When we split our older adults into “high-functioning” and “low functioning” based on the backward counting task performance (processing speed), we found an age-related difference. However, our post hoc analysis did not reveal significant differences among the groups, even though there was a trend for older adults with slower processing speed to complete fewer tasks successfully compared to younger adults (32 % and 62 % respectively), and for older adults with faster processing speed (50 %) to not differ from younger adults. We found a similar pattern for the Shipley’s Vocabulary test: There was an overall age-related difference and a trend for older adults with lower vocabulary to complete fewer tasks successfully compared to younger adults, and older adults with high vocabulary to not differ from younger adults. We believe we did not find significance in the post hoc tests because we did not have sufficient power; the older adult groups were drastically reduced in size when we split them into three (high, middle, lower ability). For the Digit Symbol Coding task (processing speed), we also found a significant age-related difference. For this task, post hoc analysis revealed a significant difference between high-functioning and low-functioning older adults only, such that low-functioning older adults completed fewer tasks successfully than their high-functioning counterparts.

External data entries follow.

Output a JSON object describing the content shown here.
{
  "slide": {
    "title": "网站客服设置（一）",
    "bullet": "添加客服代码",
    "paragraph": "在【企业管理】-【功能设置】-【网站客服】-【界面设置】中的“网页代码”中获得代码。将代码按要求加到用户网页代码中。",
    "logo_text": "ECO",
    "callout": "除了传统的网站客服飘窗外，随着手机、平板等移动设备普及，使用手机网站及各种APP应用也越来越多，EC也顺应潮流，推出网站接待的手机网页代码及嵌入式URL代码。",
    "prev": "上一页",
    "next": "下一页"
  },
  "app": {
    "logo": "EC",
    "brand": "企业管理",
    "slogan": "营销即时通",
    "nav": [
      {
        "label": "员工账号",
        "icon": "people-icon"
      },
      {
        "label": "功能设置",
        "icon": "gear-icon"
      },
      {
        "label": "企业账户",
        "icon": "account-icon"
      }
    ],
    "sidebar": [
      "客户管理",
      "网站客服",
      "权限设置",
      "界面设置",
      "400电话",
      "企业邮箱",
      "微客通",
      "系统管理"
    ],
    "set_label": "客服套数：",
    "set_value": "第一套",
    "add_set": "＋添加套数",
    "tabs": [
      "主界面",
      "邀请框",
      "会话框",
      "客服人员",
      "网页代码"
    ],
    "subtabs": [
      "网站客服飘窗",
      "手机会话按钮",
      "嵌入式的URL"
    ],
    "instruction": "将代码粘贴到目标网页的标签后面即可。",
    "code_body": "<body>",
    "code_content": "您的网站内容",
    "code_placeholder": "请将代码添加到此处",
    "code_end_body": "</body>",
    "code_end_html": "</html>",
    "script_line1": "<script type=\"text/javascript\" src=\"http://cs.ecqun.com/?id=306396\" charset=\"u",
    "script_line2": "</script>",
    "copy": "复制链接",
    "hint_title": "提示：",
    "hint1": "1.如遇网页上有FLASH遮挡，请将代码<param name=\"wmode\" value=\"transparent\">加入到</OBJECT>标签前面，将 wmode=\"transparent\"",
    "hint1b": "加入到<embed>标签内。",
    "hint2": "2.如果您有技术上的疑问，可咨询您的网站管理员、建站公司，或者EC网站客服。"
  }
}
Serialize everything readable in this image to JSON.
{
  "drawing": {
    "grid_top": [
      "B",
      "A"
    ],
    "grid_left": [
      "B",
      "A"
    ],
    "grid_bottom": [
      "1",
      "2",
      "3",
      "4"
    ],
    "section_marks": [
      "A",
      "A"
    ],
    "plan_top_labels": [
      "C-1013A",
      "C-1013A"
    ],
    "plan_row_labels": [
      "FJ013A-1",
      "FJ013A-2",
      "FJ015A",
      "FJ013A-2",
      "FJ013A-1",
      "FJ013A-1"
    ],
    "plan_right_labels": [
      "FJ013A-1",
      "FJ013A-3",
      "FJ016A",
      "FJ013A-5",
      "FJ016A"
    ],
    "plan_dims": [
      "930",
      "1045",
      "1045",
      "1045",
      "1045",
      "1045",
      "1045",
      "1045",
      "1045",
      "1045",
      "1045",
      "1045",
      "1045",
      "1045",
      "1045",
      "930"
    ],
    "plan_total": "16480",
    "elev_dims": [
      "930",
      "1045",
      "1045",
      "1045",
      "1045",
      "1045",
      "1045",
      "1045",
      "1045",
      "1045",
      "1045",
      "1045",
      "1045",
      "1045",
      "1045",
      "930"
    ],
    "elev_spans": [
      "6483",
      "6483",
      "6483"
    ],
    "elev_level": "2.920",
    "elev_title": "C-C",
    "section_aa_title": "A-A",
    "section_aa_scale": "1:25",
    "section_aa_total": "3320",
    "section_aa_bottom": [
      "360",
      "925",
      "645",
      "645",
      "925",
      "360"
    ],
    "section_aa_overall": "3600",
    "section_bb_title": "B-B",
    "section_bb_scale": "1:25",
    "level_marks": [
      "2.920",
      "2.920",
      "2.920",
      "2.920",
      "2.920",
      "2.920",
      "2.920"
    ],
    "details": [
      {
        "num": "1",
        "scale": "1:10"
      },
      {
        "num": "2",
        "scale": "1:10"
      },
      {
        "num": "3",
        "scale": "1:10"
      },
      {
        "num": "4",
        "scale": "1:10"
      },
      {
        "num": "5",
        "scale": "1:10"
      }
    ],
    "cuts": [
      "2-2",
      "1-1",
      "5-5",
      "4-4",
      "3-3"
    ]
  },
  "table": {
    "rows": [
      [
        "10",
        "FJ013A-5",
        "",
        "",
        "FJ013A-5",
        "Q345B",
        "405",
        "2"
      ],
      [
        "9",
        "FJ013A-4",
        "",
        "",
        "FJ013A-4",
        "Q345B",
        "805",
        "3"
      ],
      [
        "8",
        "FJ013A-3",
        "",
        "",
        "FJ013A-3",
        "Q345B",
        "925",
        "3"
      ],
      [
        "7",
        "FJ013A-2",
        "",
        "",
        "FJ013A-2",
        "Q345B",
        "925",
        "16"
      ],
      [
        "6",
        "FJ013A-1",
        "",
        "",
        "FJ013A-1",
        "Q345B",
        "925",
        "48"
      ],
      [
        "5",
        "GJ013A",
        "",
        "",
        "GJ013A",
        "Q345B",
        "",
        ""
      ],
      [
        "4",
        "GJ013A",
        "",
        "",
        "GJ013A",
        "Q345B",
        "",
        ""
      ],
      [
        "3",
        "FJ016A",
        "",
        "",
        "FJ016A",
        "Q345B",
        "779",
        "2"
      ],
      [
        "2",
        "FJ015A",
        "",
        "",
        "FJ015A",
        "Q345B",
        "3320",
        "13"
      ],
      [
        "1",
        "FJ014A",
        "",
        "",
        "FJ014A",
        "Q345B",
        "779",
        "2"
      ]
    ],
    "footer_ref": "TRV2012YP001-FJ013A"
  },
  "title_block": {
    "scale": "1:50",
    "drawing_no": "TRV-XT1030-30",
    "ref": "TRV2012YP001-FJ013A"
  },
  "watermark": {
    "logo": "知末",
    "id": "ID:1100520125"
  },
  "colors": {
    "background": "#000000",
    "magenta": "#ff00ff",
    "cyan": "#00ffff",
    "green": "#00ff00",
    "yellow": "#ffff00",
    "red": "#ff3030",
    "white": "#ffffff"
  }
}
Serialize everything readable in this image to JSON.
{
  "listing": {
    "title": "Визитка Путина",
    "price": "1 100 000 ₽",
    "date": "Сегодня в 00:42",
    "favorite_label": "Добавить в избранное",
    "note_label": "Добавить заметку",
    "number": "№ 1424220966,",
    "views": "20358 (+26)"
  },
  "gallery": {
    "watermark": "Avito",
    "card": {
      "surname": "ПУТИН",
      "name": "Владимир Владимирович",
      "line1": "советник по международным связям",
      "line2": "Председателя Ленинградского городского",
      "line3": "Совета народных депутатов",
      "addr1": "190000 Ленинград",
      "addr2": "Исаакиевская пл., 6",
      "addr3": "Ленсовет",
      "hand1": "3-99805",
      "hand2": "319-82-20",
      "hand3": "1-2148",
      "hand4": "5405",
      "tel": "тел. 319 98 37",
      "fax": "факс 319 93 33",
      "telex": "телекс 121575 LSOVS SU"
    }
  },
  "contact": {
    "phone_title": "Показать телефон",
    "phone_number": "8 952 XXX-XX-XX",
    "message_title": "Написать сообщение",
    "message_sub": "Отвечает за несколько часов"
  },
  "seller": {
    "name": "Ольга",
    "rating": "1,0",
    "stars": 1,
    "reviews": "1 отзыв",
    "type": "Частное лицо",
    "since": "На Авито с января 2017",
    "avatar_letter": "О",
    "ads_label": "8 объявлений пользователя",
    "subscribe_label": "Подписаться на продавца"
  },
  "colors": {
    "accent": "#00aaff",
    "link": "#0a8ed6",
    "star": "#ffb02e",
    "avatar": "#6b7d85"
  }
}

These findings suggest that cognitive abilities may play a role in older adults’ ability to successfully complete tasks (our third hypothesis), consistent with research on technology use more generally [17]. Here, higher cognitive abilities appeared to mediate differences that are typically apparent with aging users. We did not find these differences in efficiency. For satisfaction, in contrast with our fourth hypothesis, we found that older adults with higher vocabulary reported lower satisfaction with the Website compared to their lower vocabulary counterparts. We speculate that HF adults may have higher expectations for the Website, and it may not have met their expectations whereas LF adults may have lower expectations for the Website and hence may be more satisfied with the site, as it may have exceeded their expectations. In addition, we speculate that LF adults may have a tendency to blame themselves rather than the Website for any issues they may have encountered with the site (based on anecdotal evidence from the lab). Future work should seek to understand what participants specifically consider when rating satisfaction and why this might differ by cognitive ability.

In this study, we assessed the mean performance across all tasks. However, previous research shows that older adults have greater difficulties with more difficult tasks, compared to younger adults [21, 26, 27]. Future research should couple cognitive measures with task difficulty to understand the multitude of factors that lead to successful user experiences for older users as well as other users with either reduced cognitive capabilities or limited Internet experience.

This study is the first to demonstrate that cognitive ability may play a role in older adults’ ability to complete tasks successfully. User experience researchers should include such measures to understand participants’ cognition and ensure that people with varying levels of processing speed and vocabulary are included in research. Otherwise, the assumptions we make about the usability of a product may be invalid.

In conclusion, the key findings from this study are that (a) a Website designed for a broad population of users posed problems for people of all ages, and participants could not always find what they were searching for; (b) the difficulties were more pronounced for older adults with lower levels of processing speed and verbal abilities. The design implications are clear – user experience testing must include users of all ages and the use of the site should not impose demands on processing speed and verbal ability.